·
Pengertian
Kepemimpinan dan Perkembangan Teori Kepemimpinan.
Seiring perkembangan zaman, kepemimpinan secara
ilmiah mulai berkembang bersamaan dengan pertumbuhan manajemen ilmiah yang
lebih dikenal dengan ilmu tentang memimpin. Hal ini terlihat dari banyaknya
literatur yang mengkaji tentang leadership dengan berbagai sudut pandang atau
perspektifnya. Leadership tidak hanya dilihat dari baik saja, akan tetapi
dapat dilihat dari penyiapan sesuatu secara berencana dan dapat melatih
calon-calon pemimpin.
Kepemimpinan atau
leadership merupakan ilmu terapan dari ilmu-ilmu sosial, sebab
prinsip-prinsip dan rumusannya diharapkan dapat mendatangkan manfaat bagi
kesejahteraan manusia (Moejiono, 2002). Ada banyak pengertian yang dikemukakan
oleh para pakar menurut sudut pandang masing-masing, definisi-definisi tersebut
menunjukkan adanya beberapa kesamaan. Berikut merupakan macam-macam pengertian
kepemimpinan:
o
Menurut Tead Terry Hoyt (dalam Kartono, 2003).
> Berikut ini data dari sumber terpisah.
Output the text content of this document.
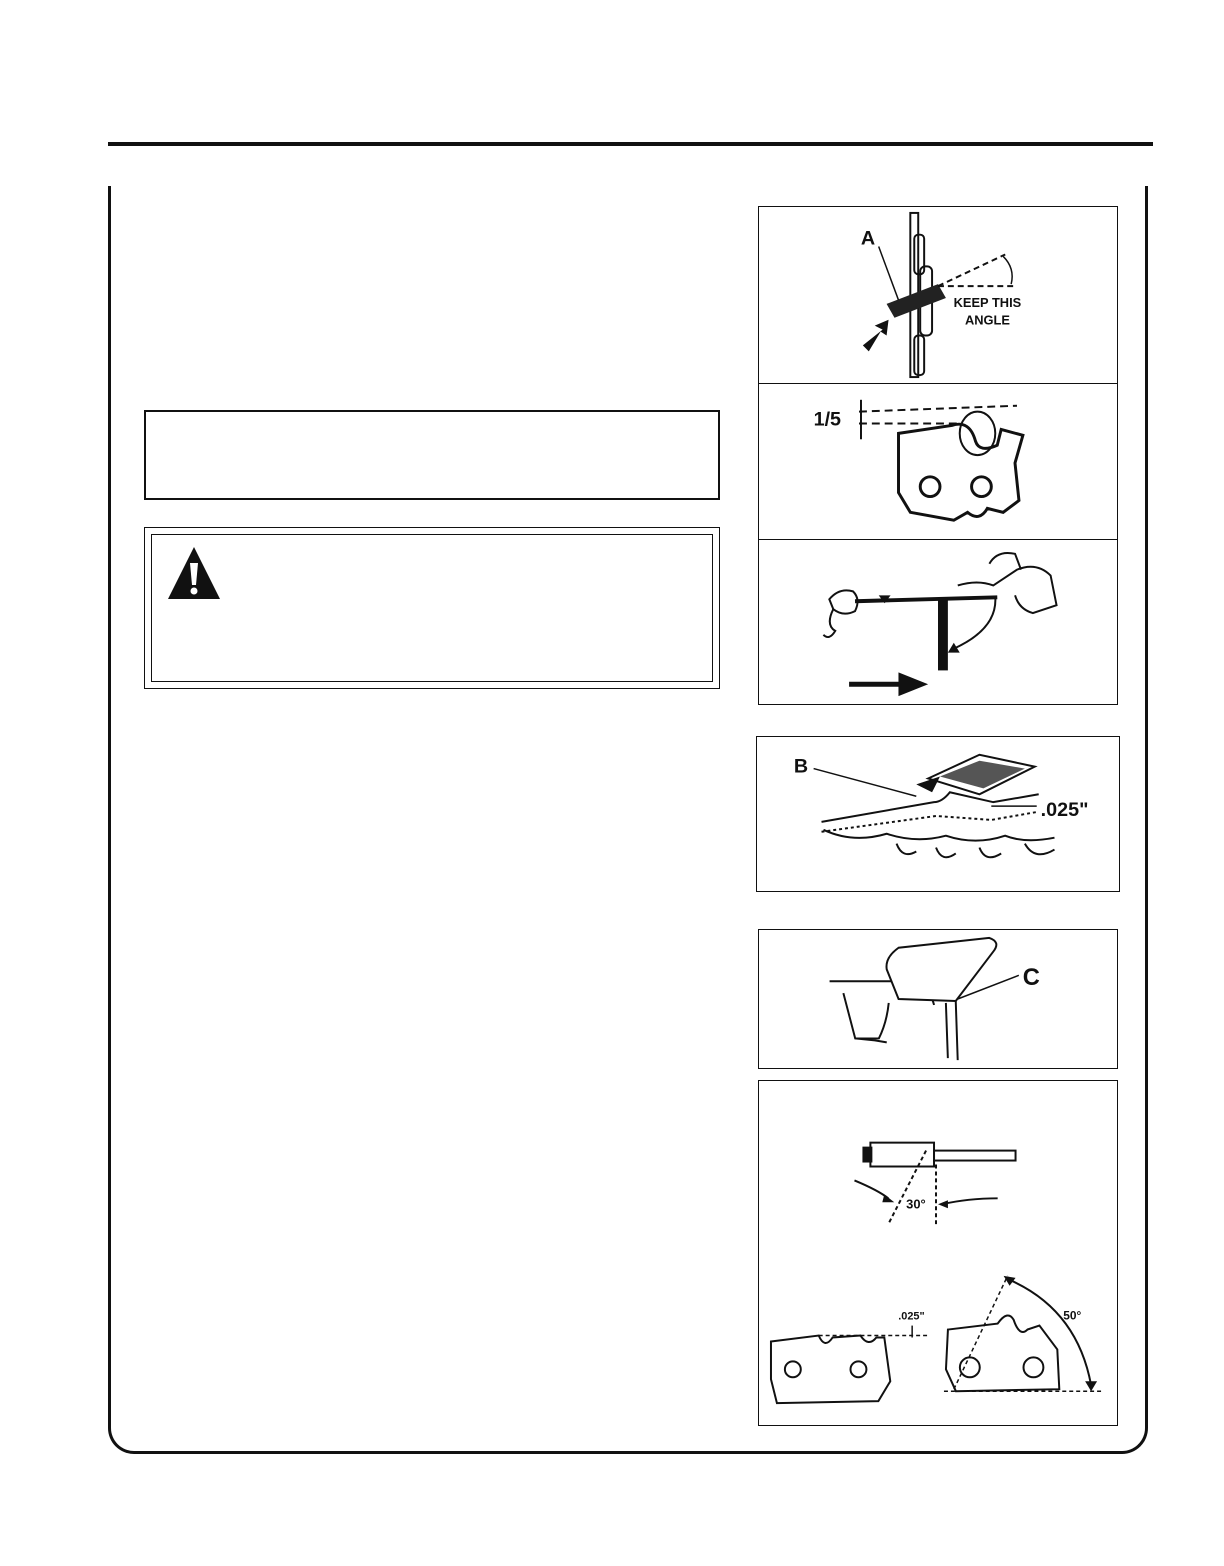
A
KEEP THIS
ANGLE
1/5
B
.025"
C
30°
.025"	50°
Pengertian kepemimpinan yaitu kegiatan
atau seni mempengaruhi orang lain agar mau bekerjasama yang didasarkan pada
kemampuan orang tersebut untuk membimbing orang lain dalam mencapai
tujuan-tujuan yang diinginkan kelompok.
o
Menurut Young (dalam Kartono, 2003).
Pengertian
kepemimpinan yaitu bentuk dominasi yang didasari atas kemampuan pribadi
yang sanggup mendorong atau mengajak orang lain untuk berbuat sesuatu yang
berdasarkan penerimaan oleh kelompoknya, dan memiliki keahlian khusus yang
tepat bagi situasi yang khusus.
Dalam perkembangannya, studi tentang kepemimpinan berkembang
sejalan dengan kemajuan zaman yang dikategorikan Yukl (2005:12) menjadi lima
pendekatan yaitu:
1.
Pendekatan
ciri.
2.
Pendekatan
perilaku.
3.
Pendekatan
kekuatan – pengaruh.
4.
Pendekaan
situasional.
5.
Pendekatan
integrative.
Perkembangan teori kepemimpinan:
·
Teori
Genetik (Genetic Theory).
Penjelasan kepemimpinan yang paling
lama adalah teori kepemimpinan “genetic” dengan ungkapan yang sangat populer
waktu itu yakni “a leader is born, not made”. Seorang dilahirkan dengan membawa
sifat-sifat kepemimpinan dan tidak perlu belajar lagi. Sifat-sifat utama
seorang pemimpin diperoleh secara genetik dari orang tuanya.
·
Teori
Sifat (Trait Theory).
Sesuai dengan namanya, maka teori ini
mengemukakan bahwa efektivitas kepemimpinan sangat tergantung pada kehebatan
karakter pemimpin. “Trait” atau sifat-sifat yang dimiliki antara lain
kepribadian, keunggulan fisik dan kemampuan social. Penganut teori ini yakin
dengan memiliki keunggulan karakter di atas, maka seseorang akan memiliki
kualitas kepemimpinan yang baik dan dapat menjadi pemimpin yang efektif.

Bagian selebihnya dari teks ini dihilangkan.